De aanklachten tegen Google bestaan uit twee delen. De belangrijkste component is de advertentiebusiness van de zoekmachine, die al vaak onder druk is komen te staan. Google zou er in het tonen van advertenties voor zorgen dat die van de eigen zoekmachine altijd veel zichtbaarder zijn dan die van concurrerende zoekmachines. Zo komen surfers altijd weer op Google terecht. Sundar Pichai verklaarde al eens aan de Europese Commissie dat dat bewust ingebouwd werd om concurrentie te stimuleren, niet te beperken.
CNBC schrijft dat de verdediging van Pichai vandaag zal luiden dat Google dergelijke maatregelen moet nemen om te kunnen overleven in een uiterst competitieve markt. Google noemt onder meer Facebook en Amazon als belangrijke concurrentie binnen de advertentiebusiness, al komen die qua aandeel niet in de buurt van Google. Pichai hoopt ook dat het Congress in gedachte houdt dat Google een gratis biedt is waarmee miljarden burgers toegang krijgen tot informatie. De CEO zal zich eveneens moeten verantwoorden voor verspreiding van misinformatie over coronavirus via YouTube.

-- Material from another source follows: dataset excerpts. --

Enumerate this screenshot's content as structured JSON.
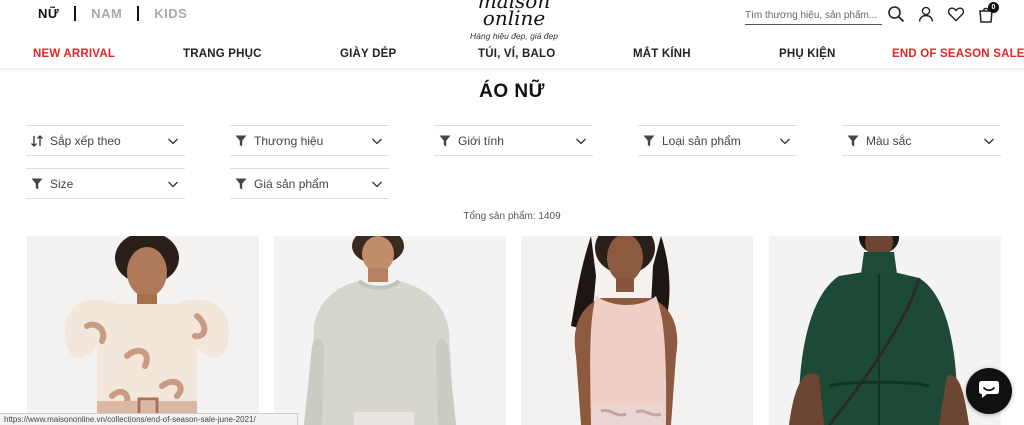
{
  "gender_tabs": [
    "NỮ",
    "NAM",
    "KIDS"
  ],
  "logo": {
    "line1": "maison",
    "line2": "online",
    "tagline": "Hàng hiệu đẹp, giá đẹp"
  },
  "search": {
    "placeholder": "Tìm thương hiệu, sản phẩm..."
  },
  "cart_count": "0",
  "nav": [
    {
      "label": "NEW ARRIVAL",
      "highlight": true
    },
    {
      "label": "TRANG PHỤC",
      "highlight": false
    },
    {
      "label": "GIÀY DÉP",
      "highlight": false
    },
    {
      "label": "TÚI, VÍ, BALO",
      "highlight": false
    },
    {
      "label": "MẮT KÍNH",
      "highlight": false
    },
    {
      "label": "PHỤ KIỆN",
      "highlight": false
    },
    {
      "label": "END OF SEASON SALE",
      "highlight": true
    }
  ],
  "page_title": "ÁO NỮ",
  "filters": [
    {
      "label": "Sắp xếp theo",
      "icon": "sort-icon"
    },
    {
      "label": "Thương hiệu",
      "icon": "filter-icon"
    },
    {
      "label": "Giới tính",
      "icon": "filter-icon"
    },
    {
      "label": "Loại sản phẩm",
      "icon": "filter-icon"
    },
    {
      "label": "Màu sắc",
      "icon": "filter-icon"
    },
    {
      "label": "Size",
      "icon": "filter-icon"
    },
    {
      "label": "Giá sản phẩm",
      "icon": "filter-icon"
    }
  ],
  "total_label": "Tổng sản phẩm: 1409",
  "status_url": "https://www.maisononline.vn/collections/end-of-season-sale-june-2021/",
  "colors": {
    "accent_red": "#e32627",
    "text": "#222222"
  }
}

Dan is er nog Facebook. Mark Zuckerberg is de voorbije twee jaar bijna een vaste gast bij het Congress. Twee jaar geleden werd hij al een eerste keer op de rooster gelegd rond het fake news-schandaal dat de presidentsverkiezingen beïnvloedde. Ook nu zal Zuckerberg zich opnieuw moeten verantwoorden voor de verspreiding van fake news. In het statement dat Politico al mocht inkijken geeft Zuckerberg ook ruiterlijk toe dat Facebook meer moet doen. Dan is er natuurlijk nog de hele kwestie van de advertentieban, in het leven geroepen door mensenrechtenorganisaties om racisme op Facebook te stoppen. De samenvattende zin van Zuckerberg’s betoog luidt als volgt: “Het is niet omdat een bedrijf groot is, dat het slecht is.”
In grote lijnen gaan de bedrijven min of meer hetzelfde verhaal vertellen. Ze proberen allemaal in te spelen om het ‘American Dream’-sentiment. De vier bedrijven hebben gemeen dat ze als een amateurproject in iemands garage begonnen zijn, en uitgroeide tot de grootste en machtigste bedrijven ter wereld. En nu proberen zij de ‘gewone Amerikaan’ te ondersteunen die droom waar te maken. Maar macht kan zelfs het meest zuivere geweten beïnvloeden. Benieuwd of de techgiganten de das kunnen ontspringen. Indien niet, dan hangt hen een fikse boete boven het hoofd.